Abstract

Abstract In the current revival of fundamentalist right-wing politics globally, Poland occupies an important place given the struggles for abortion and reproductive justice that have been ongoing there since 2016. Together with Mexican, Argentinian, South Korean, and Italian women, Polish feminists contributed to creating the International Women's Strike, which later spread throughout the globe, uniting movements in seventy countries. This article discusses the symmetric heroisms imposed by the conservative governments on women, who have to give birth “no matter what,” as well as on men, who are told to “defend their fatherland.” Such acute, gendered demands for heroism also perpetuate the binary heteromatrix, further marginalizing LGBTQIA+ people and groups.
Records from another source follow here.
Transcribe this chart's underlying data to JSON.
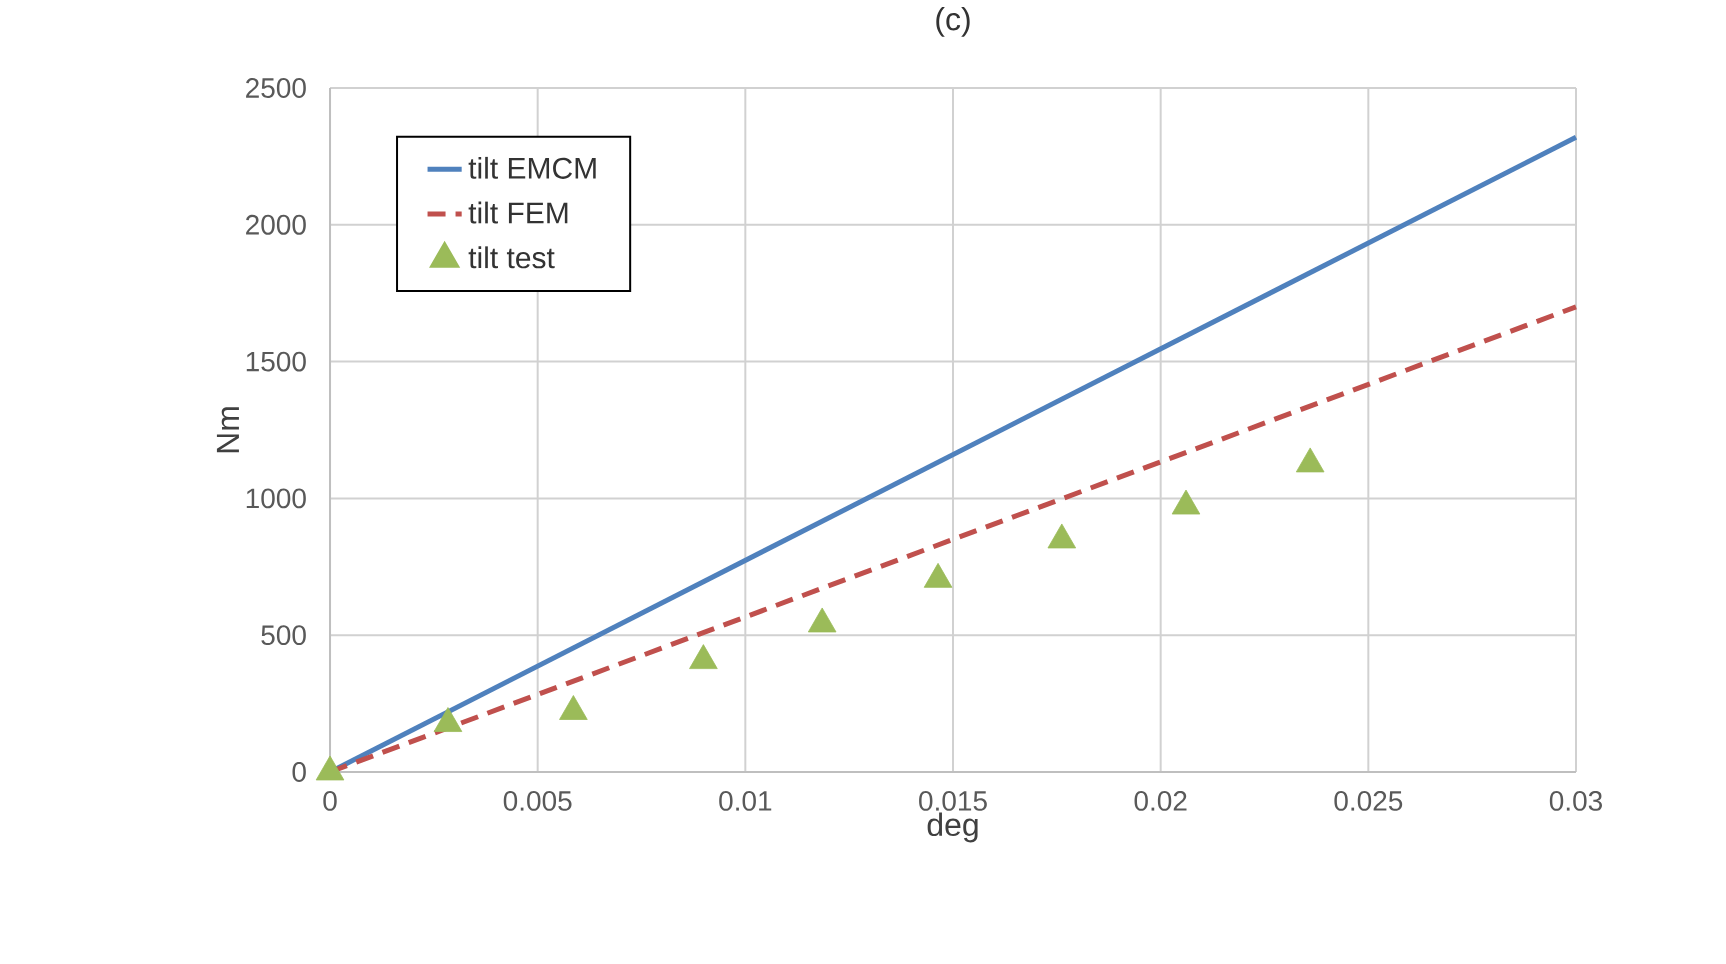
{
  "chart_data": {
    "type": "line",
    "title": "(c)",
    "xlabel": "deg",
    "ylabel": "Nm",
    "xlim": [
      0,
      0.03
    ],
    "ylim": [
      0,
      2500
    ],
    "xticks": [
      0,
      0.005,
      0.01,
      0.015,
      0.02,
      0.025,
      0.03
    ],
    "yticks": [
      0,
      500,
      1000,
      1500,
      2000,
      2500
    ],
    "grid": true,
    "legend": "top left",
    "series": [
      {
        "name": "tilt EMCM",
        "color": "#4f81bd",
        "line_style": "solid",
        "marker": "none",
        "x": [
          0,
          0.03
        ],
        "values": [
          0,
          2320
        ]
      },
      {
        "name": "tilt FEM",
        "color": "#c0504d",
        "line_style": "dashed",
        "marker": "none",
        "x": [
          0,
          0.03
        ],
        "values": [
          0,
          1700
        ]
      },
      {
        "name": "tilt test",
        "type": "scatter",
        "color": "#9bbb59",
        "marker": "triangle",
        "x": [
          0,
          0.00284,
          0.00586,
          0.00899,
          0.01185,
          0.01464,
          0.01762,
          0.02061,
          0.0236
        ],
        "values": [
          0,
          177,
          221,
          407,
          541,
          704,
          848,
          972,
          1126
        ]
      }
    ]
  }
}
Recent Polish struggles have contributed to the shift in feminist proabortion narratives from the liberal one, centered on choice, to others more preoccupied with reproductive justice. This article argues that the recent legal limitations on access to abortion in Poland and other countries are central to the current effort to reestablish the rule of the state of exception. It also analyzes the weak resistance of grassroots feminist movements organizing for reproductive justice. The refusal to participate in heroic politics requires not only work for better access to abortion but also an alternative kind of subject formation, here tentatively defined as “unheroic,” as well as politics of weak resistance.